Review of the reads – April 2024

Words by:
Yusef Sayed
Featured in:
April 2024

Yusef Sayed’s review of the reads.

If You Build It, He Will Come
By Simon Curtin
Cranthorpe Millner Publishers, price £10.99

As wildlife in the UK faces ever-growing threats from the changing climate and the impact of development, consumerism, countryside sport and industrial practices, it is heartening to read this story of one project to encourage the breeding of osprey.

Supported by the Belvoir estate, local farmers and the Rutland Water Osprey Project, author Simon Curtin and his wife Julie embarked on a years-long endeavour to attract an osprey pair to nest using an artificial platform. As Curtin explains, this was inspired by several factors: a chance encounter during a trip to Scotland, memories of an illustration by Lincolnshire artist George David Lodge seen in a bird encyclopedia, regaining an interest in birds following a move to Belvoir, and searching for reorientation during a period of bereavement. As family members are sadly lost, there is some consolation in helping new life emerge – in this case for the first time in 200 years at Belvoir.

Curtin traces the months and years of waiting, monitoring and the exciting signs that the ten steps to successful breeding were progressing. The main character in this story is known simply as 4K. The system of naming the birds and the technology used to track their activities puts one in mind of a sci-fi futuristic vision seemingly unconnected with such ancient nature. Yet today’s tools and gadgets allow an extraordinary insight into the behaviour and in particular the migratory patterns of the birds – the final section of the book follows 4K to a single tree in Guinea.
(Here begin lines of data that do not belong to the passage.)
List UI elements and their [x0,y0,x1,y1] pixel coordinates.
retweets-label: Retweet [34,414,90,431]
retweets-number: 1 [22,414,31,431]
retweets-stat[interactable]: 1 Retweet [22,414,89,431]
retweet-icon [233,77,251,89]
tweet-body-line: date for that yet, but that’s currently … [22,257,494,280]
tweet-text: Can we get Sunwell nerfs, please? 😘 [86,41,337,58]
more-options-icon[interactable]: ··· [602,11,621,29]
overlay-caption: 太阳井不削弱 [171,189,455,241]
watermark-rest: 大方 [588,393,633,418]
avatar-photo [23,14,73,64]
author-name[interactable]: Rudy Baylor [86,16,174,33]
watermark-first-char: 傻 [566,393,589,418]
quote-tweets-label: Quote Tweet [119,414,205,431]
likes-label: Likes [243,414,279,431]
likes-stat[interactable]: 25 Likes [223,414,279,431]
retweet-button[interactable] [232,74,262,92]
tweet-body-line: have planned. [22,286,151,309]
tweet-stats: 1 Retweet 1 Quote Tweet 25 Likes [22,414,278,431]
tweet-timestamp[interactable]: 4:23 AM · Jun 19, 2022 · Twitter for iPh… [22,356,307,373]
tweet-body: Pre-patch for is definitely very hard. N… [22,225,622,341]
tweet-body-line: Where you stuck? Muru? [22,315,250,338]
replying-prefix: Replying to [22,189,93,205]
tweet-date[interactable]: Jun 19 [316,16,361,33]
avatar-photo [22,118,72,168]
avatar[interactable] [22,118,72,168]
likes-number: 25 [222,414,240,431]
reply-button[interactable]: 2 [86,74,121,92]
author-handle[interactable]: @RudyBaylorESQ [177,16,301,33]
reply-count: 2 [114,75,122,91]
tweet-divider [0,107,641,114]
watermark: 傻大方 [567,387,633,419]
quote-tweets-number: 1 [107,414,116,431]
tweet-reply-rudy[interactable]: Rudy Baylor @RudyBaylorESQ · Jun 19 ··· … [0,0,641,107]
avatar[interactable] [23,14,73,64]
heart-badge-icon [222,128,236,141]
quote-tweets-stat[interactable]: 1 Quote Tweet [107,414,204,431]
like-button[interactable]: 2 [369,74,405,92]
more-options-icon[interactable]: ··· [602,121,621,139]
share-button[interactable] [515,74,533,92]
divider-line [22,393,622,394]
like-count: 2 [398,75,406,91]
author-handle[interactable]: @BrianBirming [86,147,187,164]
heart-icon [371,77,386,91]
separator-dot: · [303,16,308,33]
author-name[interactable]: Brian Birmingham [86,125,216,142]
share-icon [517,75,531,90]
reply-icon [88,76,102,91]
The book is illustrated throughout with stills from specialist camera equipment and computerised maps.

The book may be an account of one very recent local, and personal, undertaking but at the same time it opens up a wide knowledge of Great Britain’s natural history and the lives of osprey spanning vast distances and different continents. It confirms the benefits of sustained collaboration, volunteering and mutual respect. It also provides plenty of useful advice for those wishing to make their own individual contribution to helping with conservation in the region.

Dispensing Death and Destruction for Only a Few Pence
By Malcolm Moyes
Troubador Publishing Ltd, price £9.99

The case of Elizabeth Vamplew, a 13-year-old living in Alvingham in 1862, who admitted to poisoning a child in her care, is explored in this new book by Malcolm Moyes, an author with a special interest in Lincolnshire crime and literary history. The means by which Vamplew killed Kate Mary Taylor was a popular household solution for infestation produced in Lincoln: Battle’s Vermin Killer. But as Moyes shows, this single, fatal use of a domestic product in a small village and the trial that followed allows us to gain an insight into the wider social history of the 19th century.

Filling in the background on the rapid proliferation of similar vermin killers, their commercial success and use not only in the home but for agricultural purposes, Moyes then turns to the human uses to which they were put and the darker side of local history. These cheap, accessible products were used as a method of suicide, especially among women in domestic service, and a way to ‘off’ others.

The book is full of short case histories and a detailed inventory of the products and their advertisements – which the reader and researcher can take in whatever dose they choose.

When the focus turns to the Vamplew case, Moyes provides a thoughtful and clear insight into related subjects that expand beyond the particulars of the case: the concerns of coroners, the rhetoric of newspapers (notably The Lincolnshire Chronicle and Stamford Mercury, who had journalistic concoctions of their own ready when reporting), and the interests of shopkeepers to avoid responsibility in these criminal matters.

As horrible as the incidents described are, one cannot help but be struck by the wonderful names that appear throughout the book: Mildred Pepper, Septimus Lowe, Utterby Boles – enough to capture the reader’s attention. The book’s title and subject might not seem the most digestible to the general reader, but there is a wealth of fascinating historical material, touching on perennial questions about media influence, criminal responsibility among the young, and the conditions of life for the poorest.